Die Gründungsgeschichte der Ulrichsberg-Gedenkstätte
Die Gründungsgeschichte der Gedenkstätte am Ulrichsberg soll im Folgenden kurz umrissen werden. Im Mai 1946, bereits ein Jahr nach Ende des Zweiten Weltkrieges, gründeten Kriegsheimkehrer, allen voran Blasius Scheucher(4), den Heimkehrerbund der ÖVP Kärnten, in dessen Mittelpunkt die Sorgen und Wünsche der Heimkehrer standen: "Heimkehrer nach vorne!" Dieser Bund von ehemaligen Wehrmachtsangehörigen wurde von den Alliierten mit der Begründung, dass jede Vereinigung von ehemaligen Mitgliedern einer militärischen Formation untersagt sei, umgehend verboten (Rencher 1999, 13 f.). Schon im Juli 1946 erfolgte unter dem Namen Heimkehrer-Hilfs- und Betreuungsstelle (HHB) eine Neugründung. Die HHB wurde kurz darauf wieder aufgelöst und in das so genannte Soziale Hilfswerk der ÖVP integriert.

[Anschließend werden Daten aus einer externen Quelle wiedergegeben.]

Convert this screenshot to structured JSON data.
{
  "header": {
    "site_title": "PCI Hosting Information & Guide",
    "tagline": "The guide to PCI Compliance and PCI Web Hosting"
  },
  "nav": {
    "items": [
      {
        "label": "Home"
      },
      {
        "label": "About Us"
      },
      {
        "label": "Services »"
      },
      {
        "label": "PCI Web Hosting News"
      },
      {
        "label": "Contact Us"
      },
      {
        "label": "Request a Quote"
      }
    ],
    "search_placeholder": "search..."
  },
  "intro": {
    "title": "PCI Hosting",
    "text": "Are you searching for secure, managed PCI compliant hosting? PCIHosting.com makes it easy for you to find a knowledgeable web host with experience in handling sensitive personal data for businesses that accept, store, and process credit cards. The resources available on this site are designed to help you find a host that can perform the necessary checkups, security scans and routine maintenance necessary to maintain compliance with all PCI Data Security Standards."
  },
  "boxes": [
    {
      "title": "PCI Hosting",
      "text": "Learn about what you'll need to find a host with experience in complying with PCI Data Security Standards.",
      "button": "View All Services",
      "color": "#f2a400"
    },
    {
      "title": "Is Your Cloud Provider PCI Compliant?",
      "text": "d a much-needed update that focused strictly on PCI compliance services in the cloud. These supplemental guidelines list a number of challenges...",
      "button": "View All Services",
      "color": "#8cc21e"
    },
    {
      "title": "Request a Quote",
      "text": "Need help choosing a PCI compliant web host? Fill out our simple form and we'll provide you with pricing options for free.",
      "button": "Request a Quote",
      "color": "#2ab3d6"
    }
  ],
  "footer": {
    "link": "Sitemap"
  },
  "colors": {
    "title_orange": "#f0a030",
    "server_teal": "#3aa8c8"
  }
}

Unter dem Motto "Frontgeist gegen Klassenkampf" forderte der damalige Stadtrat Blasius Scheucher, dass alle heimgekehrten Frontsoldaten in den Aufbau der Demokratie eingebunden werden müssten. Zeitgleich wurde Blasius Scheucher in das Landesparteipräsidium der ÖVP entsandt (Rencher 1999, 15). Nach der Auflösung der HHB riefen deren Proponenten am 10. Oktober 1947 zu einem ersten Heimkehrergedenken auf dem Zollfeld/Gosposvetsko polje auf, an dem angeblich 20.000 Besucher_innen teilnahmen. Als Datum der Kundgebung wurde nicht zufällig der Jahrestag der kärntner Volksabstimmung festgelegt, die unter anderem auch die geschichtlichen Hintergründe der Volksabstimmung im Jahr 1920 erläutern).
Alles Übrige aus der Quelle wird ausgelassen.